So I was thinking a couple of days ago about password security on web sites. When you sign up for an account you have to give them your username, your password, email address, Residential address sometimes, and all sorts of other information.
What happens when the web site that you entered in all of that information gets hacked into and they steal your username, your password, and your email address. Most people use the same username/email address and password for most of their log ins, including their banking. This means that as soon as a hacker gets access to usernames and passwords even if they're hashed sometimes, they can get into your online banking.
Now how many web sites have you registered yourself on? Any idea? I haven't got the foggiest idea how many I've signed up to. Probably over a hundred sites by now. So, in order to change your user name and password or to remember your user name and password, you have to think really hard about all of the places you've been and all of the passwords you have and come up with the right combination.
So, what if there was a web service that any site could register to and they could get a framework that would allow them to allow users that are also registered with the site to gain access. This way, the individual site doesn't have to store user names and passwords, they are secure. The users would then have a complete list of all of the sites that use the service that they have accounts with. They could easily remove the account with them and they could change their username and passwords in one location. A user would only have to remember one username, and one password for all of the sites that they want access to.

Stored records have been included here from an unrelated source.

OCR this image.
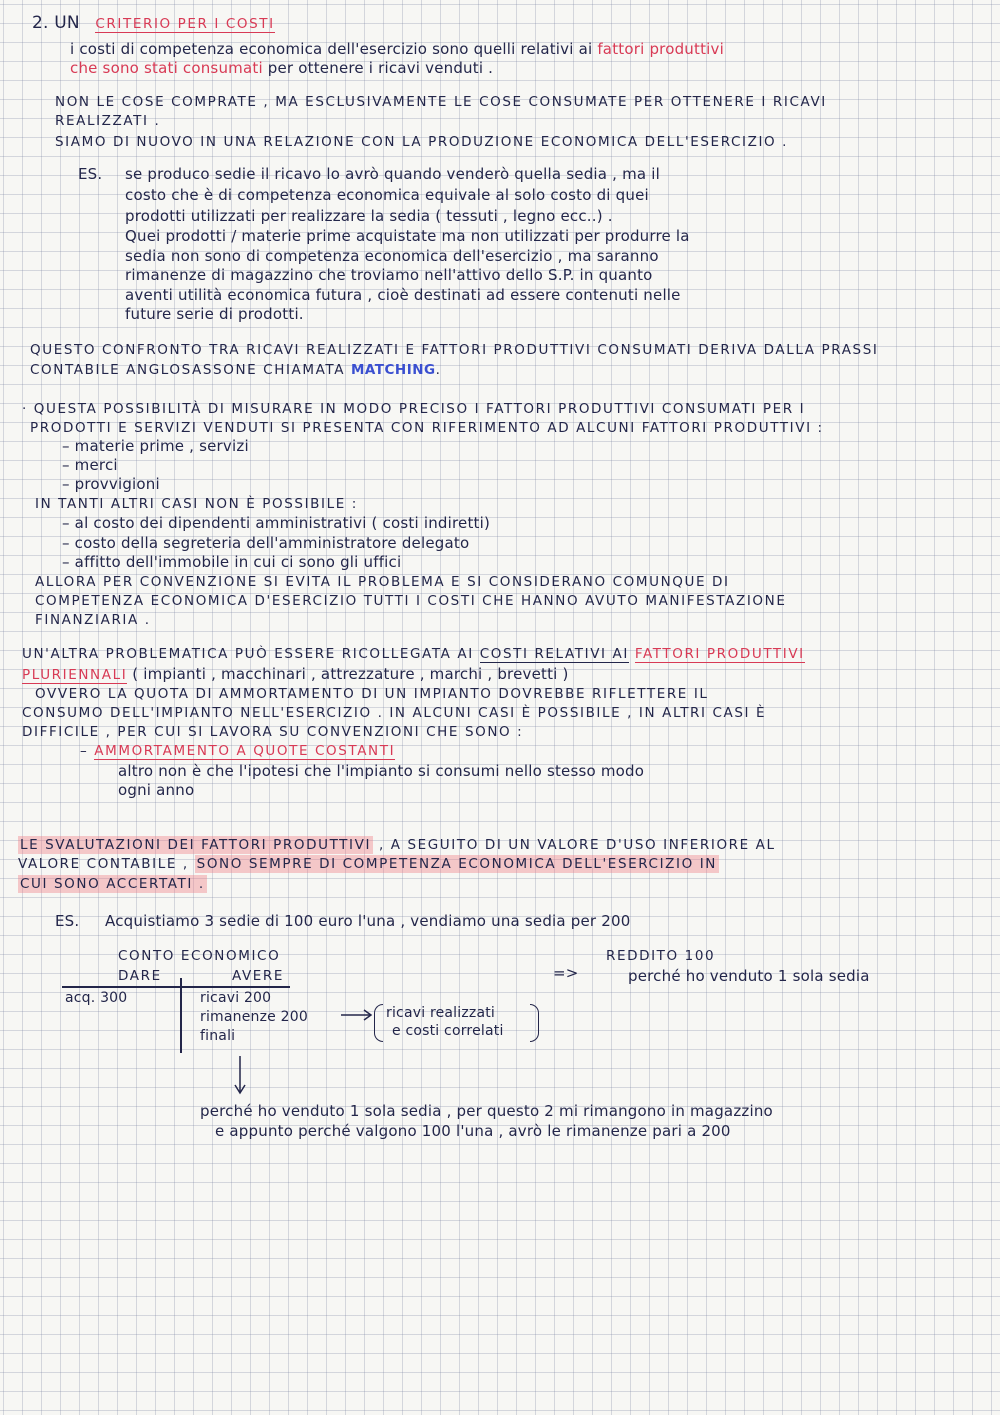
2. UN CRITERIO PER I COSTI
i costi di competenza economica dell'esercizio sono quelli relativi ai fattori produttivi
che sono stati consumati per ottenere i ricavi venduti .
NON LE COSE COMPRATE , MA ESCLUSIVAMENTE LE COSE CONSUMATE PER OTTENERE I RICAVI
REALIZZATI .
SIAMO DI NUOVO IN UNA RELAZIONE CON LA PRODUZIONE ECONOMICA DELL'ESERCIZIO .
ES. se produco sedie il ricavo lo avrò quando venderò quella sedia , ma il
costo che è di competenza economica equivale al solo costo di quei
prodotti utilizzati per realizzare la sedia ( tessuti , legno ecc..) .
Quei prodotti / materie prime acquistate ma non utilizzati per produrre la
sedia non sono di competenza economica dell'esercizio , ma saranno
rimanenze di magazzino che troviamo nell'attivo dello S.P. in quanto
aventi utilità economica futura , cioè destinati ad essere contenuti nelle
future serie di prodotti.
QUESTO CONFRONTO TRA RICAVI REALIZZATI E FATTORI PRODUTTIVI CONSUMATI DERIVA DALLA PRASSI
CONTABILE ANGLOSASSONE CHIAMATA MATCHING.
· QUESTA POSSIBILITÀ DI MISURARE IN MODO PRECISO I FATTORI PRODUTTIVI CONSUMATI PER I
PRODOTTI E SERVIZI VENDUTI SI PRESENTA CON RIFERIMENTO AD ALCUNI FATTORI PRODUTTIVI :
– materie prime , servizi
– merci
– provvigioni
IN TANTI ALTRI CASI NON È POSSIBILE :
– al costo dei dipendenti amministrativi ( costi indiretti)
– costo della segreteria dell'amministratore delegato
– affitto dell'immobile in cui ci sono gli uffici
ALLORA PER CONVENZIONE SI EVITA IL PROBLEMA E SI CONSIDERANO COMUNQUE DI
COMPETENZA ECONOMICA D'ESERCIZIO TUTTI I COSTI CHE HANNO AVUTO MANIFESTAZIONE
FINANZIARIA .
UN'ALTRA PROBLEMATICA PUÒ ESSERE RICOLLEGATA AI COSTI RELATIVI AI FATTORI PRODUTTIVI
PLURIENNALI ( impianti , macchinari , attrezzature , marchi , brevetti )
OVVERO LA QUOTA DI AMMORTAMENTO DI UN IMPIANTO DOVREBBE RIFLETTERE IL
CONSUMO DELL'IMPIANTO NELL'ESERCIZIO . IN ALCUNI CASI È POSSIBILE , IN ALTRI CASI È
DIFFICILE , PER CUI SI LAVORA SU CONVENZIONI CHE SONO :
– AMMORTAMENTO A QUOTE COSTANTI
altro non è che l'ipotesi che l'impianto si consumi nello stesso modo
ogni anno
LE SVALUTAZIONI DEI FATTORI PRODUTTIVI , A SEGUITO DI UN VALORE D'USO INFERIORE AL
VALORE CONTABILE , SONO SEMPRE DI COMPETENZA ECONOMICA DELL'ESERCIZIO IN
CUI SONO ACCERTATI .
ES. Acquistiamo 3 sedie di 100 euro l'una , vendiamo una sedia per 200
CONTO ECONOMICO
DARE	AVERE
acq. 300	ricavi 200
rimanenze 200
finali
ricavi realizzati
e costi correlati
=>
REDDITO 100
perché ho venduto 1 sola sedia
perché ho venduto 1 sola sedia , per questo 2 mi rimangono in magazzino
e appunto perché valgono 100 l'una , avrò le rimanenze pari a 200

It would be a simple service, that would be made very secure, and impenetrable.
The site would not have access to the users password, because they wouldn't need it, the web service would do the log in check. The site could then have access to the users unique ID, Username, Name, and Email address.
The site would be given a unique key and a password and that's how they would gain access to only users which have signed up for their site. They would only be given read-only access, so there's no worry about sites manipulating user data.
Any ideas around these lines? Suggestions? Or thoughts?